If there were a Hall of Fame for behind-the-scenes Minnesota sports employees, Munneke would be the first inductee. In a business known for change and conflict, he is a beloved survivor.
"When I first got the job, I thought, 'If I can last in the NBA for five years, that would be great,' " Munneke said. "Why would I want to change anything now?''
Munneke is the Wolves vice president of fan experience and basketball academies. For 26 years, he has watched his franchise suffer from mismanagement and misfortune.
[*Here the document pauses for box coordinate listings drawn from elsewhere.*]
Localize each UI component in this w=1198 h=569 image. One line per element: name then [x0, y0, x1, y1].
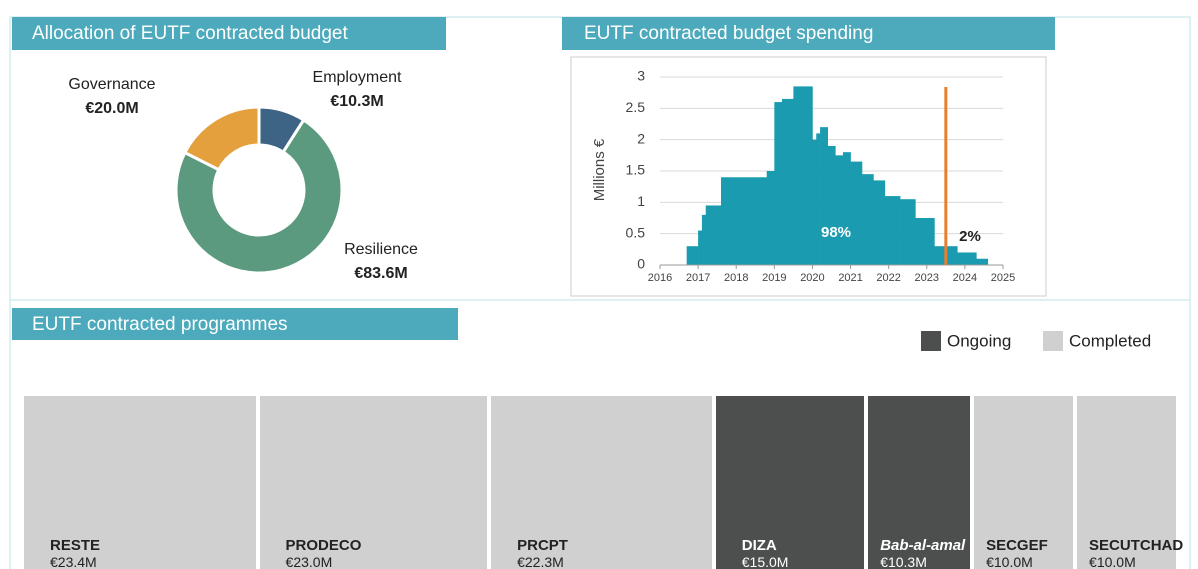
slice-label: Governance	[68, 76, 155, 93]
slice-label: Employment	[313, 69, 402, 86]
hist-bar	[698, 230, 703, 265]
hist-bar	[976, 258, 989, 265]
x-tick-label: 2025	[991, 272, 1015, 284]
legend-swatch	[921, 331, 941, 351]
legend-label: Ongoing	[947, 331, 1011, 350]
slice-value: €20.0M	[85, 100, 138, 117]
x-tick-label: 2022	[876, 272, 900, 284]
hist-bar	[701, 214, 707, 265]
x-tick-label: 2016	[648, 272, 672, 284]
slice-label: Resilience	[344, 241, 418, 258]
programme-value: €10.3M	[880, 554, 927, 569]
panel-title: Allocation of EUTF contracted budget	[32, 23, 349, 44]
annotation: 2%	[959, 228, 981, 245]
programme-value: €23.4M	[50, 554, 97, 569]
hist-bar	[827, 145, 836, 265]
programme-name: DIZA	[741, 537, 777, 554]
programme-tile: PRCPT €22.3M	[491, 396, 712, 569]
programme-name: RESTE	[50, 537, 101, 554]
donut-slice	[174, 117, 344, 275]
slice-value: €10.3M	[330, 93, 383, 110]
hist-bar	[820, 127, 828, 265]
programme-name: PRCPT	[517, 537, 568, 554]
hist-bar	[812, 139, 817, 265]
programme-tile: SECUTCHAD €10.0M	[1077, 396, 1184, 569]
x-tick-label: 2020	[800, 272, 824, 284]
programme-value: €10.0M	[1089, 554, 1136, 569]
y-tick-label: 1.5	[626, 162, 646, 178]
panel-title: EUTF contracted budget spending	[584, 23, 873, 44]
y-tick-label: 0	[637, 256, 645, 272]
hist-bar	[842, 152, 851, 265]
donut-slice	[182, 105, 261, 172]
header	[12, 308, 458, 340]
y-tick-label: 2.5	[626, 99, 646, 115]
legend-label: Completed	[1069, 331, 1151, 350]
programme-name: Bab-al-amal	[880, 537, 966, 554]
y-axis-label: Millions €	[591, 138, 608, 201]
hist-bar	[835, 155, 844, 265]
header	[562, 17, 1055, 50]
programme-tile: SECGEF €10.0M	[974, 396, 1074, 569]
programme-tile: DIZA €15.0M	[715, 396, 865, 569]
programme-value: €23.0M	[285, 554, 333, 569]
hist-bar	[720, 177, 768, 265]
hist-bar	[766, 171, 775, 265]
x-tick-label: 2021	[838, 272, 862, 284]
header	[12, 17, 446, 50]
x-tick-label: 2019	[762, 272, 786, 284]
x-tick-label: 2017	[686, 272, 710, 284]
programme-tile: PRODECO €23.0M	[259, 396, 488, 569]
hist-bar	[686, 246, 699, 265]
hist-bar	[816, 133, 821, 265]
hist-bar	[793, 86, 813, 266]
hist-bar	[861, 174, 874, 265]
panel-title: EUTF contracted programmes	[32, 314, 288, 335]
hist-bar	[915, 218, 935, 265]
x-tick-label: 2024	[953, 272, 977, 284]
hist-bar	[884, 196, 901, 265]
hist-bar	[873, 180, 886, 265]
programme-value: €22.3M	[517, 554, 564, 569]
hist-bar	[850, 161, 863, 265]
hist-bar	[957, 252, 977, 265]
y-tick-label: 3	[637, 68, 645, 84]
y-tick-label: 1	[637, 193, 645, 209]
x-tick-label: 2023	[915, 272, 939, 284]
programme-name: PRODECO	[285, 537, 362, 554]
hist-bar	[774, 102, 783, 265]
programme-value: €10.0M	[986, 554, 1033, 569]
hist-bar	[900, 199, 916, 265]
annotation: 98%	[821, 224, 851, 241]
slice-value: €83.6M	[354, 265, 407, 282]
y-tick-label: 0.5	[626, 224, 646, 240]
x-tick-label: 2018	[724, 272, 748, 284]
programme-tile: Bab-al-amal €10.3M	[868, 396, 971, 569]
hist-bar	[705, 205, 722, 265]
programme-value: €15.0M	[741, 554, 789, 569]
legend-swatch	[1043, 331, 1063, 351]
programme-name: SECGEF	[986, 537, 1048, 554]
y-tick-label: 2	[637, 130, 645, 146]
programme-name: SECUTCHAD	[1089, 537, 1184, 554]
hist-bar	[781, 98, 794, 265]
programme-tile: RESTE €23.4M	[24, 396, 256, 569]
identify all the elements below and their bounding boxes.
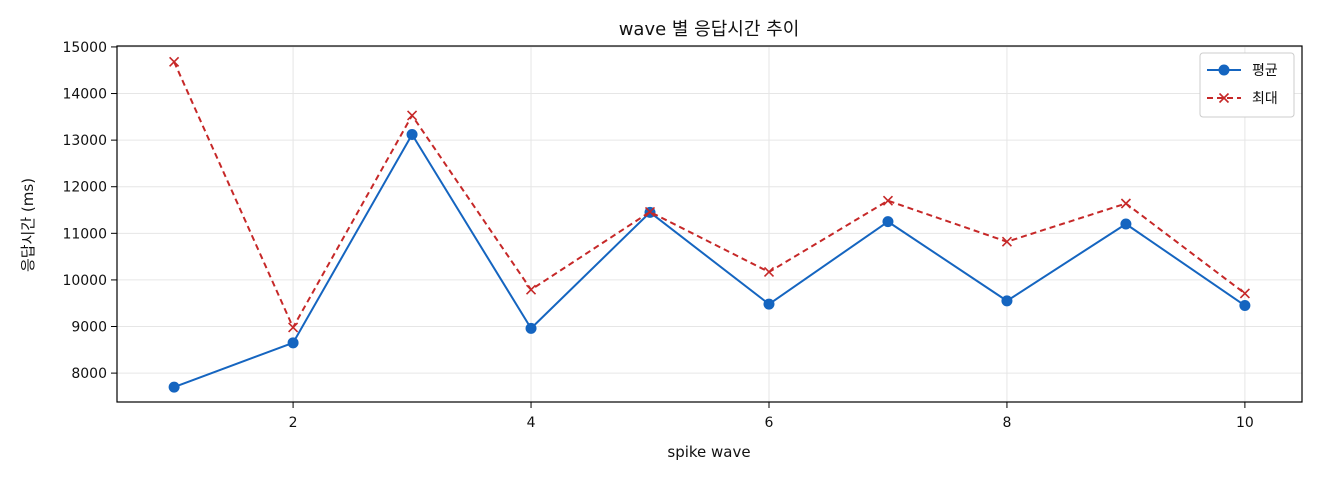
y-tick-label: 11000: [62, 226, 107, 242]
y-tick-label: 10000: [62, 273, 107, 289]
data-point: [525, 322, 537, 334]
chart-title: wave 별 응답시간 추이: [619, 19, 800, 40]
data-point: [763, 298, 775, 310]
y-tick-label: 13000: [62, 133, 107, 149]
data-point: [1120, 198, 1131, 209]
legend-marker: [1218, 92, 1230, 104]
y-tick-label: 14000: [62, 87, 107, 103]
y-axis-title: 응답시간 (ms): [19, 178, 37, 272]
data-point: [406, 110, 418, 121]
y-tick-label: 8000: [71, 366, 107, 382]
data-point: [169, 56, 180, 67]
plot-area-frame: [116, 45, 1303, 403]
data-point: [882, 195, 894, 206]
grid: [117, 46, 1302, 402]
x-axis-title: spike wave: [667, 443, 750, 461]
data-point: [525, 284, 537, 295]
data-point: [287, 337, 299, 349]
data-point: [288, 322, 299, 333]
data-point: [406, 129, 418, 141]
y-tick-label: 15000: [62, 40, 107, 56]
data-point: [644, 206, 656, 217]
legend-label: 최대: [1252, 91, 1278, 107]
series-1: [168, 129, 1251, 393]
x-tick-label: 6: [765, 415, 774, 431]
x-tick-label: 8: [1002, 415, 1011, 431]
data-point: [1239, 288, 1250, 299]
y-tick-label: 12000: [62, 180, 107, 196]
data-point: [1001, 236, 1013, 247]
legend-marker: [1218, 64, 1230, 76]
series-line: [173, 61, 1246, 329]
x-tick-label: 10: [1236, 415, 1254, 431]
series-group: [168, 56, 1251, 393]
data-point: [882, 216, 894, 228]
legend-item: 평균: [1207, 63, 1278, 79]
x-tick-label: 2: [289, 415, 298, 431]
data-point: [763, 266, 775, 278]
data-point: [1001, 295, 1013, 307]
y-tick-label: 9000: [71, 320, 107, 336]
legend-item: 최대: [1207, 91, 1278, 107]
data-point: [168, 381, 180, 393]
legend-label: 평균: [1252, 63, 1278, 79]
series-2: [169, 56, 1250, 333]
x-tick-label: 4: [527, 415, 536, 431]
axis-ticks: 2 4 6 8 10 8000 9000 10000 11000 12000 13000 14000 1…: [62, 40, 1253, 431]
series-line: [173, 133, 1246, 389]
legend-box: [1199, 52, 1295, 118]
data-point: [1239, 300, 1251, 312]
data-point: [1120, 218, 1132, 230]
If Wolves history has been an avalanche of bad news, Munneke has been the guy standing at the bottom of the mountain, cheerfully holding an umbrella. "It's a dream job,'' he said.
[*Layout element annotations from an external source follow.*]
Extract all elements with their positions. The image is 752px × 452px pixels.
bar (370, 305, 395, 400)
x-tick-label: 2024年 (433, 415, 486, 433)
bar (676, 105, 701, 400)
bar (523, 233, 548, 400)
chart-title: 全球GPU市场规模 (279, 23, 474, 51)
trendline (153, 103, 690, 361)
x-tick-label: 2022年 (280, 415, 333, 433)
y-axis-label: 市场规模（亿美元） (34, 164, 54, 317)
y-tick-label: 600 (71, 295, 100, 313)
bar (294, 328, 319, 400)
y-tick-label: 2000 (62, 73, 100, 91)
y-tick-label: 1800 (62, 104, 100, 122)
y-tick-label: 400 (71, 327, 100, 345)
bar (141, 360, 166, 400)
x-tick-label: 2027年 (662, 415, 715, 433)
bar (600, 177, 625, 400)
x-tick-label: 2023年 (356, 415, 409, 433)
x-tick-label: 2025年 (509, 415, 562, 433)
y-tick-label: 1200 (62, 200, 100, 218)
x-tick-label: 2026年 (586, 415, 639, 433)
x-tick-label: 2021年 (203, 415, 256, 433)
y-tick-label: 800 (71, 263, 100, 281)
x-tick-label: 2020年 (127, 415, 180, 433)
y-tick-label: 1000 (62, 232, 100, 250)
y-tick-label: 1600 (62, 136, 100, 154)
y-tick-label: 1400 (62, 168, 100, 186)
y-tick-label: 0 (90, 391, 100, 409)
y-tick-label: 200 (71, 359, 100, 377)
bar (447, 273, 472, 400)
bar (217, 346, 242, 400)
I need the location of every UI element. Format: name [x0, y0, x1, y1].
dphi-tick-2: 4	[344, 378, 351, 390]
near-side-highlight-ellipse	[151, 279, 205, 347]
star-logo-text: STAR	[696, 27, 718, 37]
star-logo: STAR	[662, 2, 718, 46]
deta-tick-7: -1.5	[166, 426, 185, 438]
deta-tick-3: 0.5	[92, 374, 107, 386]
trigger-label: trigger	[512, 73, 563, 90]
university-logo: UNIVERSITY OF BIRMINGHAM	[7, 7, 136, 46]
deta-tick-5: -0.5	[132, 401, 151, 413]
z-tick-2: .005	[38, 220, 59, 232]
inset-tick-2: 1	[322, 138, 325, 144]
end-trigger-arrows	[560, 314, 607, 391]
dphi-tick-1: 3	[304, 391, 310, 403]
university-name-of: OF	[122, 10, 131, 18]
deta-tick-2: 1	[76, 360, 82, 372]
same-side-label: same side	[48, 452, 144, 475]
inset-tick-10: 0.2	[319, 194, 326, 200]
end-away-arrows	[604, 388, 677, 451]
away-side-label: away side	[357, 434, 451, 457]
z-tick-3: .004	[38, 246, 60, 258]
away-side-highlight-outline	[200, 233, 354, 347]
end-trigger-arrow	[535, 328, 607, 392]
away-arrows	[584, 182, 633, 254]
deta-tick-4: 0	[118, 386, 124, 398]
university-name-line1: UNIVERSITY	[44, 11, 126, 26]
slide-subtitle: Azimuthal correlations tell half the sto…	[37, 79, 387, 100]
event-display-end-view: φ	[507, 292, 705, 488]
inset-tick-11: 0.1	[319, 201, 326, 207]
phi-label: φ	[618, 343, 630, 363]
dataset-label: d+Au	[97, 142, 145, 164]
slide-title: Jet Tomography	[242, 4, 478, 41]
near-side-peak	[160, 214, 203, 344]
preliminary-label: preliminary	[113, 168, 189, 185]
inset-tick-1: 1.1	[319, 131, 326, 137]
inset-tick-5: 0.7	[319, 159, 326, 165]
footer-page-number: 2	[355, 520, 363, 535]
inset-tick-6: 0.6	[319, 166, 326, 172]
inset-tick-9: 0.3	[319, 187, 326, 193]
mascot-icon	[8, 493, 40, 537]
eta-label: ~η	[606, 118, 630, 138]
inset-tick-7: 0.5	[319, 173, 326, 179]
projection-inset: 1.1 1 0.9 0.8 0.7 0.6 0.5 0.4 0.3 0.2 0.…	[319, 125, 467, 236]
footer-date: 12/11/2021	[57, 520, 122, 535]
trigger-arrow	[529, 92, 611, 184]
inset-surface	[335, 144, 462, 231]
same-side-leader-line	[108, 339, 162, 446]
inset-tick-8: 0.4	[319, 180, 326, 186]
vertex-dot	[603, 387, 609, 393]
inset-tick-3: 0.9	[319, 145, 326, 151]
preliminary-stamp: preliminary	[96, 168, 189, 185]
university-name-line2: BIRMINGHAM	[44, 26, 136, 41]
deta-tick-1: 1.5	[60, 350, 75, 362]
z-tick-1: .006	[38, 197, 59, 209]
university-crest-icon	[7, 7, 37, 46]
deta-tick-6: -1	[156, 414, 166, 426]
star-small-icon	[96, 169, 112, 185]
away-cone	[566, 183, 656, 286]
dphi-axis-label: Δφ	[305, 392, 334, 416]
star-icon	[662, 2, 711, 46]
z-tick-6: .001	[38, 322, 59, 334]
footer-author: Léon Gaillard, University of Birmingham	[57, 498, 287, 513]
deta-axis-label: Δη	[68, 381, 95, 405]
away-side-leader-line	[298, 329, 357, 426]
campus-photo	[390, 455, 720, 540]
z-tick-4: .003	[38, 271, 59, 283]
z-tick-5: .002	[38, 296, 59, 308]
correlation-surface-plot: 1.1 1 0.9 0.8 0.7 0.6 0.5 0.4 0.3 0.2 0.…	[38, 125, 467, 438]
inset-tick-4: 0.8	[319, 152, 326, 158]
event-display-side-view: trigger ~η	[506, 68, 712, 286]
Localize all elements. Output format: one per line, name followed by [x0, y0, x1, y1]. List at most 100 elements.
He was a high school star and successor of Randy Breuer's at Lake City High. He played at Huron College in South Dakota, where he said he once "held" Dennis Rodman to 38 points and 26 rebounds in an NAIA playoff game. "His size 18s went past my eyebrows a few times," he said.
A coach from Huron introduced him to former Miami Dolphins owner Joe Robbie, who owned the Minnesota Strikers soccer team. Munneke aced the "interview.''
"He asked me what the heck kind of a name 'Munneke' was,'' Munneke said. "Then he asked if I'd work for $10,000 a year. I was in.''
In 1988, he applied for a sales jobs with the upstart Minnesota NBA franchise. On the fifth round of interviews with team executives Bob Stein and Tim Leiweke, he broke out in flop sweat — "Like Robert [Hays] in the cockpit in the movie 'Airplane' " — and flubbed every answer.